Plaintiffs note that § 36(f) contains no reference to state law whereas § 36(h) does.

. Review of legislative history and public policy is helpful in cases of statutory construction. See, e.g., Sutherland Stat.Constrn. §§ 45.05, 45.-06 & 45.09 (4th ed.).

. The legislative history and the Act itself are devoid of specific reference to savings and loan associations. Reference was made during debates, however, to the fact that national banks in Missouri would have limited branching power because Missouri imposed such restrictions on state commercial banks. 66 Cong.Rec. 1568 and 1764 (1925). At that time Missouri authorized more extensive branching by savings and loan associations. See Laws of Mo., 1925, p. 152.

. In Plant City, the Comptroller had determined that the services offered by the bank were not branches within the § 36(f) definition and, therefore, not subject to the state law prohibition. Defendants rely on Plant City contending that it holds that federal law and not state law is to be used to define "branch,” a proposition to which all litigants in the case agreed. See id. at 134, n. 7, 90 S.Ct. at 343, n. 7. To determine whether, under federal law, the services offered constituted a branch, the court looked not only to the language of the statute, but also to the statutory purpose of maintaining competitive equality. See id. at 136, 90 S.Ct. at 344.
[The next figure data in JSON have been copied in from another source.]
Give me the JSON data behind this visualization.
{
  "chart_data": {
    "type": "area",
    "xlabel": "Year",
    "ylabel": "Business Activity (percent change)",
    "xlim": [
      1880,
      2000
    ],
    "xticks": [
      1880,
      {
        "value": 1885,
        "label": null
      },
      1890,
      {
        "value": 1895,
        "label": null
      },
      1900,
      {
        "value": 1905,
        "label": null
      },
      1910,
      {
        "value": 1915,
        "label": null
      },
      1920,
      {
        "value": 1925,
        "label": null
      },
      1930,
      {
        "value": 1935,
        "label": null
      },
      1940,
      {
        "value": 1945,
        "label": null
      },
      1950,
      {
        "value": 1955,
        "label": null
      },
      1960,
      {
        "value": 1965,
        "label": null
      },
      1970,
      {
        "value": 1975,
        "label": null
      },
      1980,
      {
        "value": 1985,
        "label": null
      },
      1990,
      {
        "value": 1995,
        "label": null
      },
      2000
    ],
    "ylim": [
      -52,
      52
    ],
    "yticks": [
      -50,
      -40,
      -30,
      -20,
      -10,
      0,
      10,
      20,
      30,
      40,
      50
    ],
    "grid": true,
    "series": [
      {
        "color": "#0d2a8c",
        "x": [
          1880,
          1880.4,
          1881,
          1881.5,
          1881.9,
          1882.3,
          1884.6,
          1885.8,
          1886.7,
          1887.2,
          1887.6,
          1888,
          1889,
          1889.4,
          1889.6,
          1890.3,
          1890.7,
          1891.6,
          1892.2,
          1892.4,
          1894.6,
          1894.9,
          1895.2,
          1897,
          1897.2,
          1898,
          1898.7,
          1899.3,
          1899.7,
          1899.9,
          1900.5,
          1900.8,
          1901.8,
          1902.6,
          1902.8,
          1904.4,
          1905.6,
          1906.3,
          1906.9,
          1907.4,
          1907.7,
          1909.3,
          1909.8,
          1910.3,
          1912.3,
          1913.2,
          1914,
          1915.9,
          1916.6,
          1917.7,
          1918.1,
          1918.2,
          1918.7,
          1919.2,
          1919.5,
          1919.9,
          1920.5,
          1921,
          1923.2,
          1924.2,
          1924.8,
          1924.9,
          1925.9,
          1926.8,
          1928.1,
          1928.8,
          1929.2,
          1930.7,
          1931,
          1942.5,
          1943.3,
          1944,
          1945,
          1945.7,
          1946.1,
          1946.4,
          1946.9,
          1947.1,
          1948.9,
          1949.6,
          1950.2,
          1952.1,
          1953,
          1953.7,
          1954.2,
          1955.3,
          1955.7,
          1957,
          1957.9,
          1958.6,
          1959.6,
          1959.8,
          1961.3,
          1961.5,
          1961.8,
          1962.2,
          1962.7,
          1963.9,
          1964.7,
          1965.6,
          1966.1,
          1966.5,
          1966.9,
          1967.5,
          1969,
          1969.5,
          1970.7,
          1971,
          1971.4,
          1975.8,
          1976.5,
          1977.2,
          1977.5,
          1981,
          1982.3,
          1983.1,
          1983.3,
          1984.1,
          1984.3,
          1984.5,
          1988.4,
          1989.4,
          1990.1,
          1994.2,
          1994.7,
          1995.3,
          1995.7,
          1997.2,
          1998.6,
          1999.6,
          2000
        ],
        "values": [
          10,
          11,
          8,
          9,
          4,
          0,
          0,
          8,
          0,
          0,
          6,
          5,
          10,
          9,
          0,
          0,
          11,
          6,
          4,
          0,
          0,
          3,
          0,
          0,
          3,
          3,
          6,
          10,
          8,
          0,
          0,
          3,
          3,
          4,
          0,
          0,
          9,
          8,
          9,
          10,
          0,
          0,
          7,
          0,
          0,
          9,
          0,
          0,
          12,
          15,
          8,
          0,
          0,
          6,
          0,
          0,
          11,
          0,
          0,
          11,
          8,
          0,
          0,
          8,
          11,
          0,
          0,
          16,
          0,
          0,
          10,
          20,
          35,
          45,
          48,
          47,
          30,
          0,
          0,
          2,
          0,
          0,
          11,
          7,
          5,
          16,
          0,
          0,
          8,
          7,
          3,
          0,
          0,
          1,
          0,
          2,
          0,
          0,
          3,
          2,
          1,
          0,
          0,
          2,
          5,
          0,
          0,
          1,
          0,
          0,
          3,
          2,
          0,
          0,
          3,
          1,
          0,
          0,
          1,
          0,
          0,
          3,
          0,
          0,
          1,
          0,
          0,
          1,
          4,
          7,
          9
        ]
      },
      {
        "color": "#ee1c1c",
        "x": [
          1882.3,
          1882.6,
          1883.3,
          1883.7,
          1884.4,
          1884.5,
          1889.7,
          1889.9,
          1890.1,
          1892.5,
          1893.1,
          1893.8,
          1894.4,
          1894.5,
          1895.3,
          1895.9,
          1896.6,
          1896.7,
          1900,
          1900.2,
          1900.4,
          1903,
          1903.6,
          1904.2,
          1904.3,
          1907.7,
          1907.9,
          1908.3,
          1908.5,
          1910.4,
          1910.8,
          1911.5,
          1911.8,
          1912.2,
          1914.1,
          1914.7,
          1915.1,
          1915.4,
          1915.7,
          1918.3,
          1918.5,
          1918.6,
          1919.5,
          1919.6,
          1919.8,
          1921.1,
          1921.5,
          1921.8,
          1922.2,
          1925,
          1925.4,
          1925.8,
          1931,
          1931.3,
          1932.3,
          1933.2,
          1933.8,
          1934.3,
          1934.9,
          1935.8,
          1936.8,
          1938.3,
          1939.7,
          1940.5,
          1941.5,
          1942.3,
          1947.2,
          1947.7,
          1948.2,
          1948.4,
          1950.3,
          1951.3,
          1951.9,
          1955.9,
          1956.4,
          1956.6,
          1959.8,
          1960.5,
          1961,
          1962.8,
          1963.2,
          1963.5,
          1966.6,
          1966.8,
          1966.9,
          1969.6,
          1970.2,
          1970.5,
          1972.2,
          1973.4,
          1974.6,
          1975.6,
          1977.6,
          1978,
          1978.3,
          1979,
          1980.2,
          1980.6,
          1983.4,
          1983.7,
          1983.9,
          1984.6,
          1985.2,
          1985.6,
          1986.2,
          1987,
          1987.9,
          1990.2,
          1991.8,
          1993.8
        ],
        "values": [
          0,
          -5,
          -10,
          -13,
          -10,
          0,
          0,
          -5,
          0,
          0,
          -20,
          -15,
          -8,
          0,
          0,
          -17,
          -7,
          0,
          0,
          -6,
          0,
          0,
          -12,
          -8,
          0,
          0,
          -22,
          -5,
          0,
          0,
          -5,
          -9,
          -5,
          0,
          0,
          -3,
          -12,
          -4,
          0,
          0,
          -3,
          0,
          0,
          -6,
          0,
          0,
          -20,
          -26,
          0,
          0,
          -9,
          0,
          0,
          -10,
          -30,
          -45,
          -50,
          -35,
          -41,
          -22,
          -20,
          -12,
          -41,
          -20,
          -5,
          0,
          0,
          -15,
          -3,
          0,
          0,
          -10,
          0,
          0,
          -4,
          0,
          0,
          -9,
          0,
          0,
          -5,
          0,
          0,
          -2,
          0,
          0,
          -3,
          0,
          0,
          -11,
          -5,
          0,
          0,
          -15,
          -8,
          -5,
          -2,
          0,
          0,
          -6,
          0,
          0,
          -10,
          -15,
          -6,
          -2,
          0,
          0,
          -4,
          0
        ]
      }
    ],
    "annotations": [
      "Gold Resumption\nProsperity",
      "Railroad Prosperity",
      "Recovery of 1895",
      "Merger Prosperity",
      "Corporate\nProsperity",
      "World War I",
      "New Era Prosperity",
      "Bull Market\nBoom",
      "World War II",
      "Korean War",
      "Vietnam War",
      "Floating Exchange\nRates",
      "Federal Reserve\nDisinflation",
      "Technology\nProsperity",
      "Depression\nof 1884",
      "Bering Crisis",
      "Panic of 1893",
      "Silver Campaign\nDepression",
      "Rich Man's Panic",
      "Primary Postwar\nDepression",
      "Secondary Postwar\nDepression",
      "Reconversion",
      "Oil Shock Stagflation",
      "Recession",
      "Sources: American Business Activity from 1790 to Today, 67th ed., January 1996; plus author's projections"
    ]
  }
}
. The branching provisions relevant to commercial banks and savings associations are parts of a legislative scheme devised by the Mississippi legislature to insure that both types of institutions will provide the best service to Mississippi consumers.

. DGNB initially approached the Mississippi legislature to advocate changes in the state’s branching laws. The legislature apparently decided that the proposed changes were not in the best interest of the state.

. It should be noted that Congress likewise has established different branching powers for national banks and federal savings and loan associations. Whereas the McFadden Act limits branching by national banks to the extent allowed state banks, The Federal Home Loan Bank Board may permit branching by federal savings and loans irrespective of state law governing state savings and loans. See Independent Bankers Ass'n v. FHLBB, 557 F.Supp. 23, 26 (D.D.C.1982).

. Even if defendants are not correct, it is arguable that, if DGNB were allowed to open its branch office in Gulfport, the Mississippi Legislature would be under pressure to enact legislation that would allow state banks to do the same.

. This is particularly true when the state’s legislature has recently refused to make such a change.

. See Plant City, 385 U.S. at 131, 90 S.Ct. at 342. That defendants are not correct is reflected by the sound defeat of the 1931 bill which would have allowed national banks to branch irrespective of state law. Additionally, the Walker Bank Court began its discussion of the background of the National Bank Act by stating: “There has long been opposition to the exercise of federal power in the banking field.” Walker Bank, 385 U.S. at 256, 87 S.Ct. at 495.

. Mississippi’s state commercial banking system would be jeopardized in that state commercial banks would be prompted to convert their charters to enable them to compete in the commercial banking market.

. But see Plant City, 385 U.S. at 138, n. 11, 90 S.Ct. at 345, n. 11 (statements regarding Comptroller’s attempts to allow national banks to branch beyond limits of state law).

. This court is of the opinion that the substantive analyses utilized in these cases is not controlling for each case fails to address directly the question in issue here. In addition to showing that the Comptroller's position has been rejected by every court that has considered it, the cases are relevant in that, following their dispositions, Congress has not taken any action to change the law through new legislation.